PREreview of NK Cell Adoptive Transfer Suppresses Metastasis and Prolongs Survival in Pancreatic Cancer

Major Issues

1- Heterogeneous and insufficiently defined experimental backgrounds The study employs multiple and inconsistently defined genetic and immune backgrounds across experiments (including KPC and “wild-type” controls), without clear specification of the exact wild-type strain or its immunological baseline. In addition, the KPC model itself represents a complex and partially uncontrolled immune background, which introduces variability in tumor–immune interactions. This lack of clarity and standardization limits interpretability and cross-experimental comparability.

2- Confounded immune backgrounds in key comparative analyses Critical comparisons rely on KPC versus KPC Rag2⁻/⁻ Il2rg⁻/⁻ models, which differ not only in NK cell presence but also in broad adaptive and innate immune compartments. This creates a highly confounded immune context, where observed phenotypes cannot be specifically attributed to NK cell activity due to simultaneous disruption of multiple immune lineages and systemic immune remodeling.

3- Endpoint-based rather than longitudinal analysis of metastasis progression Metastatic outcomes are primarily assessed at terminal endpoints, without continuous or stage-resolved tracking of metastatic progression (e.g., CTC dynamics, seeding efficiency, early micrometastasis formation, and outgrowth). This limits the ability to define the temporal window and causal sequence of NK cell-mediated effects during the metastatic cascade.

Minor Issues

1- Limited NK cell functional profiling NK cell activity is not comprehensively characterized across models. Key functional readouts such as CD107a degranulation, cytokine production (e.g., IFN-γ, TNF-α), and exhaustion markers (e.g., PD-1, NKG2A) are not consistently assessed.

2- Heterogeneity in experimental model usage across assays Different experimental readouts are performed using non-uniform genetic backgrounds (e.g., KPC versus immunodeficient strains), which may introduce variability and reduce cross-assay consistency.

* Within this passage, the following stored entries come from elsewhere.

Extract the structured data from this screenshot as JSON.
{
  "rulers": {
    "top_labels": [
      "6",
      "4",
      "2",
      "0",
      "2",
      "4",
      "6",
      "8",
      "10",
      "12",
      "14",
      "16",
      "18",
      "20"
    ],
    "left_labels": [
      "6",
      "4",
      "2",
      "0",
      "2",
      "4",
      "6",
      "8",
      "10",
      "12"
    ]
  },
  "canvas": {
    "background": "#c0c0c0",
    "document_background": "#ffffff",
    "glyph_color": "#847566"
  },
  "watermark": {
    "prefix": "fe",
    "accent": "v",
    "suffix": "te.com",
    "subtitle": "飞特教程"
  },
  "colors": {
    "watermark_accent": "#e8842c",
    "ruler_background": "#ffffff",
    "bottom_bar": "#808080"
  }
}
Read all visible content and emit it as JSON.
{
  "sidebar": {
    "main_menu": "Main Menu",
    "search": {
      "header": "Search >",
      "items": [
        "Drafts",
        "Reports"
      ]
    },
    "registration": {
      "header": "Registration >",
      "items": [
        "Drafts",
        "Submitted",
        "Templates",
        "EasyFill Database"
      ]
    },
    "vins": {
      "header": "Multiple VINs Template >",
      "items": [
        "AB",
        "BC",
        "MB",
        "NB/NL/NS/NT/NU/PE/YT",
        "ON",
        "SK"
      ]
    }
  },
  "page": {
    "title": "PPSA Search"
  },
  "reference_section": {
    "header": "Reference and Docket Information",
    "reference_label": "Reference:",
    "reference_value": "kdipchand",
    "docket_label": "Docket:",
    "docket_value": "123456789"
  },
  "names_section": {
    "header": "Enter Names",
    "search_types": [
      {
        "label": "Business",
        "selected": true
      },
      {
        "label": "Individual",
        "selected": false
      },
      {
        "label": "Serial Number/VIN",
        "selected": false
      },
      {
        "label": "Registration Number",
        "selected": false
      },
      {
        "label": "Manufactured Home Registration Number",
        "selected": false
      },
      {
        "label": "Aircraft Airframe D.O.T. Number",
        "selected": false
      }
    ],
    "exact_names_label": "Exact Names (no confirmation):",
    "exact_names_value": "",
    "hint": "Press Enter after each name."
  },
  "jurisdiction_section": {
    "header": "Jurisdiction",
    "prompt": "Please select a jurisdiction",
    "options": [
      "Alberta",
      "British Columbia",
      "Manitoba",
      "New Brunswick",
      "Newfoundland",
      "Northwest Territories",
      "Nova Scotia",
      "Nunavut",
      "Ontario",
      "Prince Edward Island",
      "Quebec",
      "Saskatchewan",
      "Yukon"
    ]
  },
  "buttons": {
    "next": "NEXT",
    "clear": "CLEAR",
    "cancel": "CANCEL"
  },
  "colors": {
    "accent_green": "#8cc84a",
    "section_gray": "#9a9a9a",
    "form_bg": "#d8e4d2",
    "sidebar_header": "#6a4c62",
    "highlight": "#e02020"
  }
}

3- Partial mechanistic validation in in vitro systems Co-culture experiments (e.g., NK-92 or organoid systems) support cytotoxic effects but do not fully resolve the mechanistic basis of proposed pathways, which remain largely descriptive rather than causally validated.

4- Lack of integrated multi-parametric analysis The study does not integrate key variables (e.g., CTC burden, NK cell functional state, transcriptomic signatures, and metastatic load) into a unified analytical framework to strengthen systems-level interpretation.

5- Inconsistent spatial immune profiling Spatial characterization of immune infiltration is not uniformly applied across models and timepoints, limiting insight into spatial-temporal immune dynamics within the tumor microenvironment.

Competing interests

The author declares that they have no competing interests.

Use of Artificial Intelligence (AI)

The author declares that they used generative AI to come up with new ideas for their review.